Doc Rivers was irate afterwards as well about the officials not checking the slow-mo instant replay for video evidence of Jackson being the last one to touch the ball before it went out of bounds, but the point was moot. It’s an unofficial law of the land that bad calls cancel each other out and that’s essentially what occurred.

Rivers would have been better off if the officials had whistled Barnes for the two-shot shooting foul if he’d known what was to come.

Jamal Craw4d has become the sultan of the 4-point play, but it was the Clippers who were impaled by their own foolish foul behind the arc. Up two, Paul’s phantom tap on Westbrook’s arm was the 65th time this postseason that a player has been fouled on a three-point attempt.
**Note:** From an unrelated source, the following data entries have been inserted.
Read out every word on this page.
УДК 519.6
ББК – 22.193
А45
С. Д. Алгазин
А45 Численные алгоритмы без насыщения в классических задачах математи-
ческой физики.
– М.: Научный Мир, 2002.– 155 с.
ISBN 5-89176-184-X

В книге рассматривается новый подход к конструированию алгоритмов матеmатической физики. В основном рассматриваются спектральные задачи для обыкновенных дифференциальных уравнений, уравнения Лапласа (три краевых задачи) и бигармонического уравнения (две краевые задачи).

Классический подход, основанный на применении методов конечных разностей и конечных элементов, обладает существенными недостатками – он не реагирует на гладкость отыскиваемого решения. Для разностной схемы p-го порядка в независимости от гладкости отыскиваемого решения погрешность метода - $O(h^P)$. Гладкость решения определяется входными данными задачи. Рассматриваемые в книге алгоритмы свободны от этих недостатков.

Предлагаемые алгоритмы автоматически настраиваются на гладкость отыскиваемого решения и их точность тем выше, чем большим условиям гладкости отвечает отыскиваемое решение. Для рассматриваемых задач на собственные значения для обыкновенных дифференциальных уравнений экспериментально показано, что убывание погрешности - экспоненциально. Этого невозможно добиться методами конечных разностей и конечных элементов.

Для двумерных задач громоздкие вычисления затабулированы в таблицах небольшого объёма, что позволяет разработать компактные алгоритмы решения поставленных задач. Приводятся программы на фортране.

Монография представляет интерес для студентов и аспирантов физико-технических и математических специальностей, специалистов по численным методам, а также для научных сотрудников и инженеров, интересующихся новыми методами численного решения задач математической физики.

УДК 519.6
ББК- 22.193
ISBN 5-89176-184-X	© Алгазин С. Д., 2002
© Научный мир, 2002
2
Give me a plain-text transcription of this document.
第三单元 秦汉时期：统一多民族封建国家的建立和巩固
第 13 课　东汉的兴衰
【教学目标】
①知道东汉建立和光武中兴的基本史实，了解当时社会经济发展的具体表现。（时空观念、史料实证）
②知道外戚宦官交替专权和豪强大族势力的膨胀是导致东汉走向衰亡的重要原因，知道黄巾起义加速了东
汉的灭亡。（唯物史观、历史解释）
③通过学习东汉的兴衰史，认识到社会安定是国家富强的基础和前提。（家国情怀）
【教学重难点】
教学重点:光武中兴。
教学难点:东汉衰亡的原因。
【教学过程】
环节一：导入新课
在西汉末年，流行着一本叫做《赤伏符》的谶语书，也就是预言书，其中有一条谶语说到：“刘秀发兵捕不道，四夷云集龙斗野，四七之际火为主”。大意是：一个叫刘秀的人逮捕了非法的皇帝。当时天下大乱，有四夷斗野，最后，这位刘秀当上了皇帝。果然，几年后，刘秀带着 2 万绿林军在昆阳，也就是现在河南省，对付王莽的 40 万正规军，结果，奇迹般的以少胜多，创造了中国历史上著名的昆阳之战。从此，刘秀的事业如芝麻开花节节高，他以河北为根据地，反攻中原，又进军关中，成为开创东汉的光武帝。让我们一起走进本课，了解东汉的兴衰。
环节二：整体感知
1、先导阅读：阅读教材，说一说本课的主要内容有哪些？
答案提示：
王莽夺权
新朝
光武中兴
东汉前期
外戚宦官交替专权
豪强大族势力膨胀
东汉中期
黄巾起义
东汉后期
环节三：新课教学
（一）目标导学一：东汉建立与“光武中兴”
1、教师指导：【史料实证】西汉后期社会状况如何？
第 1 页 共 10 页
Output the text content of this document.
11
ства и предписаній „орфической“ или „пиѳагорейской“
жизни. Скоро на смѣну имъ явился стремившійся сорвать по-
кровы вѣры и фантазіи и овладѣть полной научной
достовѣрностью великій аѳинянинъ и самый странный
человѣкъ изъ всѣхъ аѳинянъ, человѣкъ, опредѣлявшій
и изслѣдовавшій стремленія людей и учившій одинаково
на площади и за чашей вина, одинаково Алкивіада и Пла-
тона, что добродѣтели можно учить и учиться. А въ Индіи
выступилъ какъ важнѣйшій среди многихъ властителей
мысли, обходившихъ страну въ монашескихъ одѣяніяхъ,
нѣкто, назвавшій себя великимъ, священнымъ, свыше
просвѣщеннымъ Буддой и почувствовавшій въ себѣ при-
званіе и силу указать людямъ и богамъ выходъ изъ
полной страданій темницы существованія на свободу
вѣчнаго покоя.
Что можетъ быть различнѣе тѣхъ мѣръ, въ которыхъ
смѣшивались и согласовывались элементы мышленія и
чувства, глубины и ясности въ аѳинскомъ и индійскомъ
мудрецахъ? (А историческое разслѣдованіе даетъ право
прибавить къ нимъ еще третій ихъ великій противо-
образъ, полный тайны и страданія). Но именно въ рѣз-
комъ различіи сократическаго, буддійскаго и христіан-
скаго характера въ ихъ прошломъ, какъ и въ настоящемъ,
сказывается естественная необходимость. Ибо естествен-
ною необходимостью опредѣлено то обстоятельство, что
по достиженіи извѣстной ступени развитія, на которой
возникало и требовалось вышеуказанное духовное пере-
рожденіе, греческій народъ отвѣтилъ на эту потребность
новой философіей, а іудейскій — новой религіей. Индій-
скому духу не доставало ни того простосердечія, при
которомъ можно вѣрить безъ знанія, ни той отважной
Westbrook calmly knocked down all three while Durant took a seat on the other end of the floor, facing the opposite direction.

However, 6.4 seconds was enough time to run two possessions in NBA dog years. By now, you’ve seen the clip of Chris Paul charging towards the rim, hesitating and then realizing he’s got 6-11 Serge Ibaka preparing to spike any ball (be it Blake Griffin's pair or a regulation Spalding) he can find downward onto the other side of the world.

That wasn’t Paul’s final mistake either. Once Ibaka gained control of Paul’s loosey-goosey dribble, CP3 had another Javale McGee black out error and forgot to foul before time expired. If he’d made the quick foul, Ibaka would have headed to the charity stripe with approximately 1.5 seconds remaining. At best, the Clippers would be down three with another chance to tie.

This was Michael Olowokandi’s career wrapped up in one game. Sixteen years ago, hearts raced in L.A. as the franchise drafted the Kandi Man to become the Clippers counterpart to Shaquille O’Neal.

Needless to say, Olowokandi snatched the hope from Clipper Darrell and Co. who endured winning the lottery one year after the Spurs took David Robinson, then selected Kandi Man 12 months after the Spurs assembled the Twin Towers by complementing The Admiral with Tim Duncan.

No longer are they lottery loiterers, but the Clippers saved their schadenfreude for the postseason’s brightest moment thus far.

The sour look etched onto the faces of crestfallen Clipper fans who watched the Lakers and Spurs dominate the decade while Olowokandi plodded aimlessly up and down the floor in Clippers blue, red and white is analogous to the fragile emotional state of Clipper faithful were left in watching the Thunder take a 3-2 lead. The Thunder sliced the Clippers soul into pieces and shipped it back to their fans in multiple boxes.

It’s currently Rivers’ job to prescribe an emotional stimulant to lift a dejected Paul’s spirits before Game 6. In turn, CP3’s job is to band the Clippers together again and glue the pieces back together.